Representation is key. I’m really passionate about talking about my experiences in the hope that the next generation of women don’t have to feel the fear I felt when I was pregnant. I also think positive stories of working-filmmaker mums make it seem more possible, both for filmmakers but also for producers, broadcasters, agencies, and clients. Ultimately, we want to get to a point where it is normalized, which will only happen if we keep pushing for visibility and change.

Look at how brilliantly the film industry has adopted Covid protocols, and how quick we have been to pivoting to a new way of working. If we can do that, then making small adjustments or considerations for new mothers on set is simple. 

Do individual companies have an obligation to close the gender gap in wages and work opportunities?

I think we all have a responsibility by speaking up about it. We should all be advocating for diversity in hiring across the industry and working hard for that at all levels—from runner through to producer or ECD. And I think it’s important that companies do more than talk about these issues—I think they have to be drivers of real change if they are serious about their social responsibilities.
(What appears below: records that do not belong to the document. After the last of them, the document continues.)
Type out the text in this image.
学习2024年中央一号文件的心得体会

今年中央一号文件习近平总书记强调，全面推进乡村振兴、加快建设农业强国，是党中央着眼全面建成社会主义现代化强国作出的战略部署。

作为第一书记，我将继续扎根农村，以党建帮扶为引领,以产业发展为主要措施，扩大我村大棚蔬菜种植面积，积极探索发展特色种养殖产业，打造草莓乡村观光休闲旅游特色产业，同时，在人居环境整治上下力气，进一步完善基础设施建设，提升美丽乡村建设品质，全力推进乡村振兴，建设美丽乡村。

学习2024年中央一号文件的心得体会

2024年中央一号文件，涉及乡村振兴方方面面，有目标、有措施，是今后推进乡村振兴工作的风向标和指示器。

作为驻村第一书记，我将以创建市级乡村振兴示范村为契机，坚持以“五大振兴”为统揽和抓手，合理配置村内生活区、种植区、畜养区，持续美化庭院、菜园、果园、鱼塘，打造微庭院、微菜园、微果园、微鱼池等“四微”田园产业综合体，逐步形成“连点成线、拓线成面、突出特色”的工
Otherwise, it’s nothing more than performative activism so their Instagram account looks good.

It is still somewhat incredible to me that rather than my career taking a hit, it actually blossomed after having my first child in 2016. 
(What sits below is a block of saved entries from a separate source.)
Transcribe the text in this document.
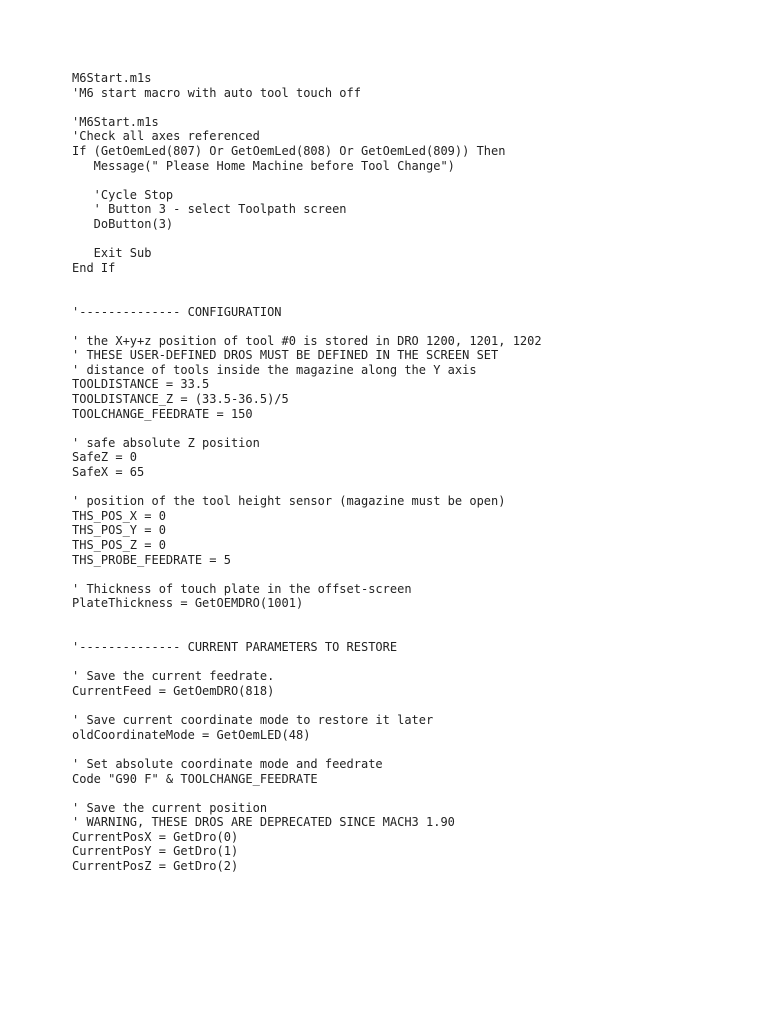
M6Start.m1s
'M6 start macro with auto tool touch off
'M6Start.m1s
'Check all axes referenced
If (GetOemLed(807) Or GetOemLed(808) Or GetOemLed(809)) Then
Message(" Please Home Machine before Tool Change")
'Cycle Stop
' Button 3 - select Toolpath screen
DoButton(3)
Exit Sub
End If
'-------------- CONFIGURATION
' the X+y+z position of tool #0 is stored in DRO 1200, 1201, 1202
' THESE USER-DEFINED DROS MUST BE DEFINED IN THE SCREEN SET
' distance of tools inside the magazine along the Y axis
TOOLDISTANCE = 33.5
TOOLDISTANCE_Z = (33.5-36.5)/5
TOOLCHANGE_FEEDRATE = 150
' safe absolute Z position
SafeZ = 0
SafeX = 65
' position of the tool height sensor (magazine must be open)
THS_POS_X = 0
THS_POS_Y = 0
THS_POS_Z = 0
THS_PROBE_FEEDRATE = 5
' Thickness of touch plate in the offset-screen
PlateThickness = GetOEMDRO(1001)
'-------------- CURRENT PARAMETERS TO RESTORE
' Save the current feedrate.
CurrentFeed = GetOemDRO(818)
' Save current coordinate mode to restore it later
oldCoordinateMode = GetOemLED(48)
' Set absolute coordinate mode and feedrate
Code "G90 F" & TOOLCHANGE_FEEDRATE
' Save the current position
' WARNING, THESE DROS ARE DEPRECATED SINCE MACH3 1.90
CurrentPosX = GetDro(0)
CurrentPosY = GetDro(1)
CurrentPosZ = GetDro(2)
There are so many moms who kick ass —do you have a mom icon?

Certainly cinematographer Rachel Morrison, Raising Films co-founder Hope Dickson Leach, and director Marielle Heller (who advocated for a parent-friendly continuous day on her last feature). 

I think we could do with even more kick-ass fictional characters, who just happen to be mothers and parents. But being a child of the 90s how could I go past Sarah Connor in Terminator 2? The ultimate kick-ass mother!